I think it’s quite easy for students to fall into the trap of focusing too much on the theory and often end up overcomplicating a problem. Sometimes, it might really be the case where you need to use Jupyter Notebook with the most advanced machine learning packages, but a lot of other times a simple Tableau dashboard and SQL query is probably enough.
This is especially true for a lot of companies that already use these tools, so having this foundation will make you more attractive to them when you start applying.
Depending on what you’re learning on the course already, I think some of the following would be good to know more about:
- Data visualisation tools like Tableau or Power BI (a lot of companies already pay for reporting tools).
- Data querying languages like SQL (not as “sexy” as Python but is very commonly used).
- General languages like Python or statistical languages like R (choose the one you don’t know yet — you wouldn’t be a real data scientist without one of these, right?).
- How to write optimised, production-level code with unit testing (this is often overlooked by data science students).
- Cloud architectures like AWS, Google Cloud, or Microsoft Azure (a lot of start-up companies have some form of cloud architecture).
- Big data systems and how SQL/NoSQL databases are structured within them, as well as ETL processes (helps with understanding where and how your getting your data).
- Statistics and how to apply it in a business (things like A/B testing, measuring uncertainty, etc.)
There could be many more, but I think the point is clear: data science is a very broad field, and it pays to have a good understanding of a wide range of topics. Plus, the learning never really stops even after you begin your career (and in most cases, I’d say it probably increases), so you might as well get into the habit early.
After all the exams are over, it’s time to think about what your thesis topic will be. At this point, it’s understandably tempting to pick a topic that sounds interesting but is also something that your comfortable with.

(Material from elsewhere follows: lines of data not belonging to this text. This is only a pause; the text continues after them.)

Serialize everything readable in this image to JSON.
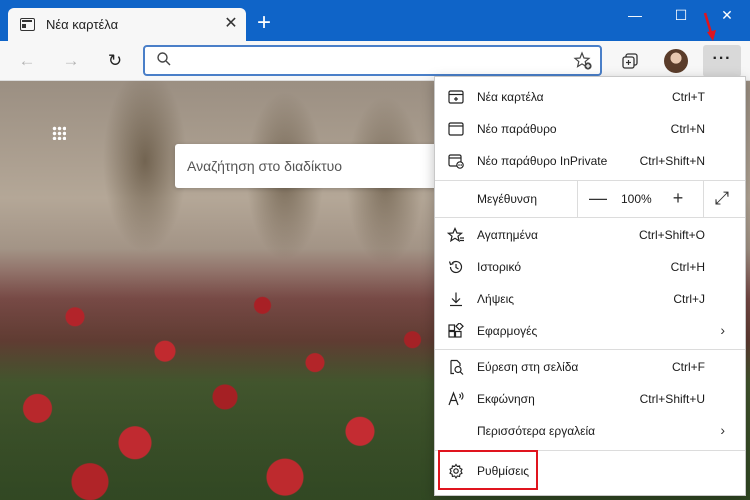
{
  "tab": {
    "title": "Νέα καρτέλα",
    "close": "✕"
  },
  "titlebar": {
    "new_tab": "+",
    "minimize": "—",
    "maximize": "☐",
    "close": "✕"
  },
  "toolbar": {
    "back": "←",
    "forward": "→",
    "refresh": "↻",
    "address_value": "",
    "more": "···"
  },
  "page": {
    "search_placeholder": "Αναζήτηση στο διαδίκτυο"
  },
  "menu": {
    "items_top": [
      {
        "label": "Νέα καρτέλα",
        "shortcut": "Ctrl+T"
      },
      {
        "label": "Νέο παράθυρο",
        "shortcut": "Ctrl+N"
      },
      {
        "label": "Νέο παράθυρο InPrivate",
        "shortcut": "Ctrl+Shift+N"
      }
    ],
    "zoom": {
      "label": "Μεγέθυνση",
      "minus": "—",
      "value": "100%",
      "plus": "+",
      "fullscreen": "⤢"
    },
    "items_mid": [
      {
        "label": "Αγαπημένα",
        "shortcut": "Ctrl+Shift+O"
      },
      {
        "label": "Ιστορικό",
        "shortcut": "Ctrl+H"
      },
      {
        "label": "Λήψεις",
        "shortcut": "Ctrl+J"
      },
      {
        "label": "Εφαρμογές",
        "shortcut": ""
      }
    ],
    "items_lower": [
      {
        "label": "Εύρεση στη σελίδα",
        "shortcut": "Ctrl+F"
      },
      {
        "label": "Εκφώνηση",
        "shortcut": "Ctrl+Shift+U"
      },
      {
        "label": "Περισσότερα εργαλεία",
        "shortcut": ""
      }
    ],
    "settings": {
      "label": "Ρυθμίσεις"
    }
  },
  "colors": {
    "accent": "#0f64c8",
    "highlight": "#e0141e"
  }
}
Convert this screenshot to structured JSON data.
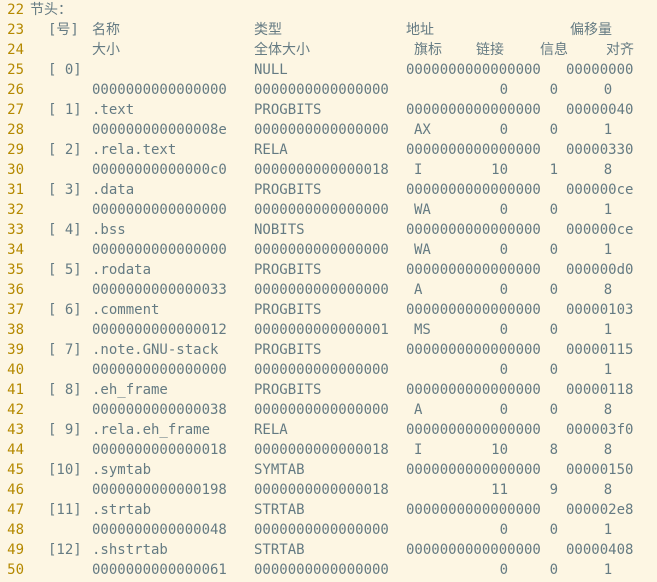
{
  "header": {
    "title": "节头：",
    "row1": {
      "num": "[号]",
      "name": "名称",
      "type": "类型",
      "addr": "地址",
      "offset": "偏移量"
    },
    "row2": {
      "size": "大小",
      "entsize": "全体大小",
      "flags": "旗标",
      "link": "链接",
      "info": "信息",
      "align": "对齐"
    }
  },
  "line_numbers": [
    "22",
    "23",
    "24",
    "25",
    "26",
    "27",
    "28",
    "29",
    "30",
    "31",
    "32",
    "33",
    "34",
    "35",
    "36",
    "37",
    "38",
    "39",
    "40",
    "41",
    "42",
    "43",
    "44",
    "45",
    "46",
    "47",
    "48",
    "49",
    "50"
  ],
  "sections": [
    {
      "num": "[ 0]",
      "name": "",
      "type": "NULL",
      "addr": "0000000000000000",
      "offset": "00000000",
      "size": "0000000000000000",
      "entsize": "0000000000000000",
      "flags": "",
      "link": "0",
      "info": "0",
      "align": "0"
    },
    {
      "num": "[ 1]",
      "name": ".text",
      "type": "PROGBITS",
      "addr": "0000000000000000",
      "offset": "00000040",
      "size": "000000000000008e",
      "entsize": "0000000000000000",
      "flags": "AX",
      "link": "0",
      "info": "0",
      "align": "1"
    },
    {
      "num": "[ 2]",
      "name": ".rela.text",
      "type": "RELA",
      "addr": "0000000000000000",
      "offset": "00000330",
      "size": "00000000000000c0",
      "entsize": "0000000000000018",
      "flags": "I",
      "link": "10",
      "info": "1",
      "align": "8"
    },
    {
      "num": "[ 3]",
      "name": ".data",
      "type": "PROGBITS",
      "addr": "0000000000000000",
      "offset": "000000ce",
      "size": "0000000000000000",
      "entsize": "0000000000000000",
      "flags": "WA",
      "link": "0",
      "info": "0",
      "align": "1"
    },
    {
      "num": "[ 4]",
      "name": ".bss",
      "type": "NOBITS",
      "addr": "0000000000000000",
      "offset": "000000ce",
      "size": "0000000000000000",
      "entsize": "0000000000000000",
      "flags": "WA",
      "link": "0",
      "info": "0",
      "align": "1"
    },
    {
      "num": "[ 5]",
      "name": ".rodata",
      "type": "PROGBITS",
      "addr": "0000000000000000",
      "offset": "000000d0",
      "size": "0000000000000033",
      "entsize": "0000000000000000",
      "flags": "A",
      "link": "0",
      "info": "0",
      "align": "8"
    },
    {
      "num": "[ 6]",
      "name": ".comment",
      "type": "PROGBITS",
      "addr": "0000000000000000",
      "offset": "00000103",
      "size": "0000000000000012",
      "entsize": "0000000000000001",
      "flags": "MS",
      "link": "0",
      "info": "0",
      "align": "1"
    },
    {
      "num": "[ 7]",
      "name": ".note.GNU-stack",
      "type": "PROGBITS",
      "addr": "0000000000000000",
      "offset": "00000115",
      "size": "0000000000000000",
      "entsize": "0000000000000000",
      "flags": "",
      "link": "0",
      "info": "0",
      "align": "1"
    },
    {
      "num": "[ 8]",
      "name": ".eh_frame",
      "type": "PROGBITS",
      "addr": "0000000000000000",
      "offset": "00000118",
      "size": "0000000000000038",
      "entsize": "0000000000000000",
      "flags": "A",
      "link": "0",
      "info": "0",
      "align": "8"
    },
    {
      "num": "[ 9]",
      "name": ".rela.eh_frame",
      "type": "RELA",
      "addr": "0000000000000000",
      "offset": "000003f0",
      "size": "0000000000000018",
      "entsize": "0000000000000018",
      "flags": "I",
      "link": "10",
      "info": "8",
      "align": "8"
    },
    {
      "num": "[10]",
      "name": ".symtab",
      "type": "SYMTAB",
      "addr": "0000000000000000",
      "offset": "00000150",
      "size": "0000000000000198",
      "entsize": "0000000000000018",
      "flags": "",
      "link": "11",
      "info": "9",
      "align": "8"
    },
    {
      "num": "[11]",
      "name": ".strtab",
      "type": "STRTAB",
      "addr": "0000000000000000",
      "offset": "000002e8",
      "size": "0000000000000048",
      "entsize": "0000000000000000",
      "flags": "",
      "link": "0",
      "info": "0",
      "align": "1"
    },
    {
      "num": "[12]",
      "name": ".shstrtab",
      "type": "STRTAB",
      "addr": "0000000000000000",
      "offset": "00000408",
      "size": "0000000000000061",
      "entsize": "0000000000000000",
      "flags": "",
      "link": "0",
      "info": "0",
      "align": "1"
    }
  ],
  "colors": {
    "background": "#fdf6e3",
    "text": "#657b83",
    "line_number": "#b58900"
  }
}
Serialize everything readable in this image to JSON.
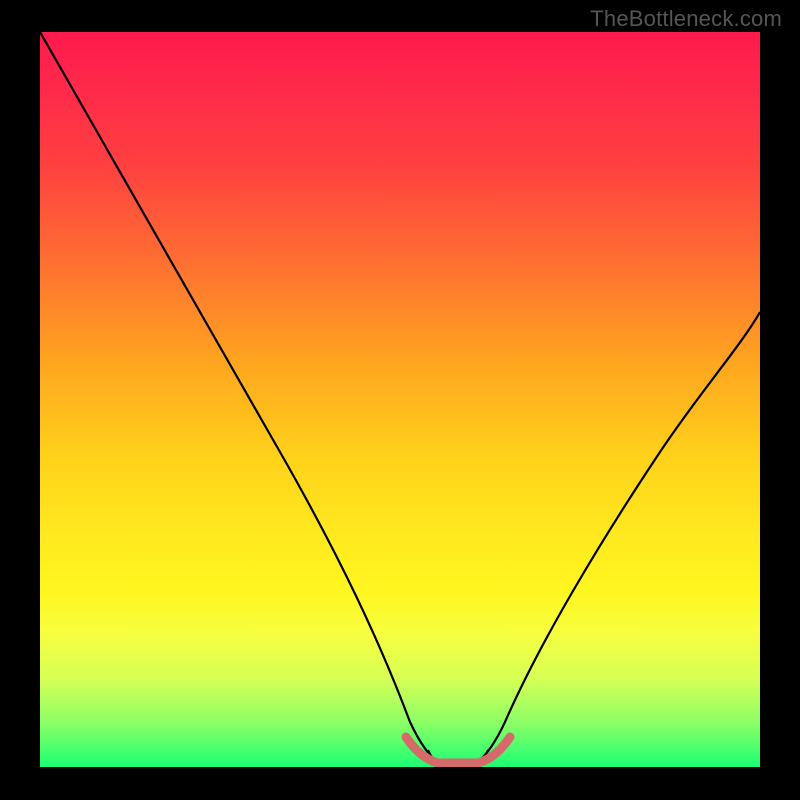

However, I think this is where early research can save you a lot of stress. If you’ve had some time to job search and learn various tools, you’ll find it a lot easier to pick a topic that you know you’d enjoy doing, but also pick with confidence knowing that certain employers would find interesting.
At the end of the day, you don’t want to spend 3 or 4 months doing a research thesis that doesn’t help you with the direction you want to go career-wise, especially if you don’t enjoy the topic.
As an example, I’ve always had a fascination with natural language processing (NLP) and sentiment analysis, especially with online text data. I also had a hunch that a lot of companies probably had more text data than they did any other type of data.
Since I already had some NLP experience from previous modules, I decided early that I wanted to pick or create an NLP topic for my thesis where I’d mine my own text data online.
This saved me from a lot of stress immediately after my exams, and it allowed me to better prepare for what type of content I wanted to cover in my thesis rather than stressing out over which kind of topic to choose.
Although studying for a master’s can be stressful at times, they can also be an extremely rewarding investment. Truly take the time to plan ahead and do your own research about what’s out there — doing so will allow you to fully maximise the freedom and flexibility that a master’s can offer, and a lot of employers will definitely take notice.
Afterall, master’s degrees aren’t cheap these days, so why not make the most out of it?